In another example of journalists saying whatever they want whenever they want without regard to accuracy, CBS’s Anthony Mason on Wednesday’s “Evening News” declared erroneously that America’s debt declined during the Clinton years (video link to follow). Certainly, this is a myth that has been purported by the media since Clinton left office…but nothing could be further from the truth.
Before we get to the facts of the matter, here’s the context. In an obvious effort to explain why the tax cuts accepted by the House on Wednesday were a terrible thing, the “Evening News” followed its report concerning this issue with a discussion of the federal debt. Anchor Bob Schieffer passed the baton to business correspondent Anthony Mason who began with an interview with the real estate developer that created the national debt clock near Times Square in New York. After discussing the debt with this gentleman, and an economist, Mason stated: “In the Clinton years, when our debt actually began to shrink the clock was turned off and covered up.”
Well, Anthony, the clock may have been covered up during this period, but the gross federal debt never declined during the Clinton years. Not once. According to the debt statistics at the Office of Management and Budget, the national debt was $4.351 trillion prior to the first fiscal budget authorized by President Clinton in 1994. When he left office in 2001, the debt was $5.770 trillion at the end of that fiscal year. That looks like an increase to me, Anthony.
Furthermore, during the years when Clinton and Company were reporting so-called surpluses to America (1998 through 2001), the nation’s debt increased by almost exactly $400 billion, and went up every year even as we were being informed of surpluses as far as the eye can see.
As George Will would say, I guess the eye can’t see very far.
For those interested in facts the drive-by media have been hiding to further their own agenda, the last time our national debt actually declined was in fiscal 1969, and that was the first time since 1957. In fact, the debt has only decreased six years since 1940, with most of them occurring before the majority of America’s citizens were born.
What follows is a closed-captioning transcript of this segment along with a video link.
Bob Schieffer: Critics, as Sharyl and Gloria pointed out, remind us that any tax cut is just going to drive the national debt higher. And to broaden this out a little we want to turn now to our business correspondent Anthony Mason. Anthony, just for the record, how fast is the deficit going up?
Mason: Reporter: Bob, at the rate we're going, we're going to track ten trillion, that's with a "t," dollars by the end of the Bush presidency. $600 a second, that's how fast the national debt is growing on the national debt clock a block from New York’s Times Square. And at more than $8 trillion and counting, the clock can't keep up for long. You're running out of numbers.
Douglas Durst: We're running out of digits, yes.

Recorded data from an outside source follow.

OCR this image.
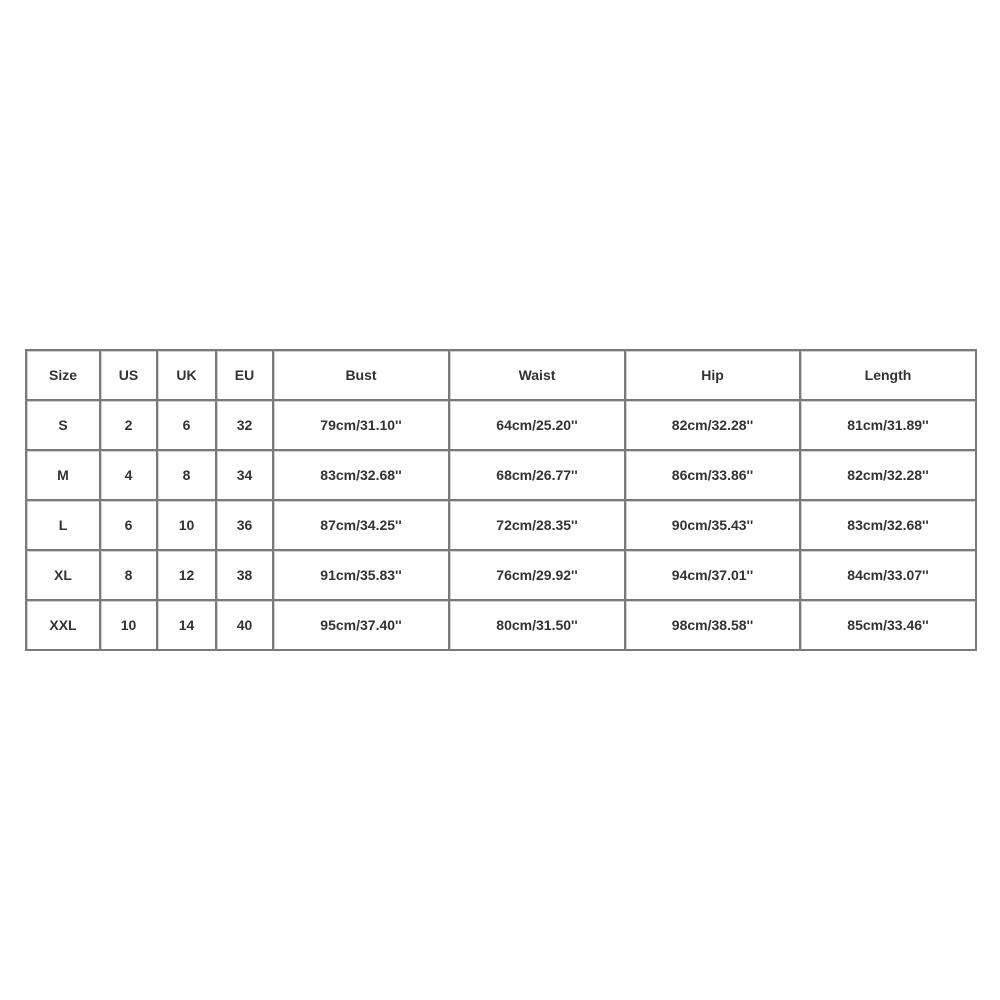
Size	US	UK	EU	Bust	Waist	Hip	Length
S	2	6	32	79cm/31.10''	64cm/25.20''	82cm/32.28''	81cm/31.89''
M	4	8	34	83cm/32.68''	68cm/26.77''	86cm/33.86''	82cm/32.28''
L	6	10	36	87cm/34.25''	72cm/28.35''	90cm/35.43''	83cm/32.68''
XL	8	12	38	91cm/35.83''	76cm/29.92''	94cm/37.01''	84cm/33.07''
XXL	10	14	40	95cm/37.40''	80cm/31.50''	98cm/38.58''	85cm/33.46''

Mason: Real estate developer Douglas Durst, the clock's owner, says he didn't plan on the debt reaching ten trillion. So, you figure you'll run out of space how soon?
Durst: Within two years.
Mason: The U.S. is in hock as deep as any nation in history. Who holds our I.O.U.S? Well, more than a quarter of our debt is now owed to foreign countries. Japan is our biggest foreign creditor. We've borrowed $673 billion from the Japanese. The Chinese are now number two.
Economist: Well, in a very real sense the Chinese central bank has financed our efforts in Iraq and Afghanistan.
Mason: The bill for the war in Iraq exceeds $260 billion almost as much as we now owe the Chinese government.
Jim Grant: We are all at the mercy of the world's faith in us. The collateral for the dollar is the world's idea of America.
Mason: Jim Grant is the editor of "Grant's Interest Rate Observer." If they lose faith in us, we're in trouble.
Grant: Economists use a technical term…we would be cooked.
Mason: Here's why, if our foreign investors decided to move their money elsewhere we'd have to offer them higher interest rates. That would drive up our own interest rates, make it more expensive to buy homes and pay the mortgage and ultimately make us all poorer.
Economist: You do the math, it just doesn't work and something has got to change.
Mason: Of course, that's what everyone said when the debt clock was first unveiled in 1989 and we owed a mere two trillion. In the Clinton years, when our debt actually began to shrink the clock was turned off and covered up. Did you think you'd have to turn it back on again one day?
Durst: I was sure that something would happen but I never thought it would be like this.
Mason: So Durst is planning to build a bigger clock. Today if we were all billed for the national debt, we'd each owe nearly $28,000. Bob? You can send your check in whenever you like.
Schieffer: We know the Chinese, for example, loan us money.
Schieffer: Because that's one way we can then buy their products. Does anybody ever think that someday they might actually call in that note?
Mason: No one would ever call in the money... the loans, of course, because the U.S. economy would effectively collapse for a time and nobody wants that to happen. What everybody's afraid of is that China, Japan may start investing in India or other countries. Those would become more attractive and we look less attractive and all of a sudden you see what happens.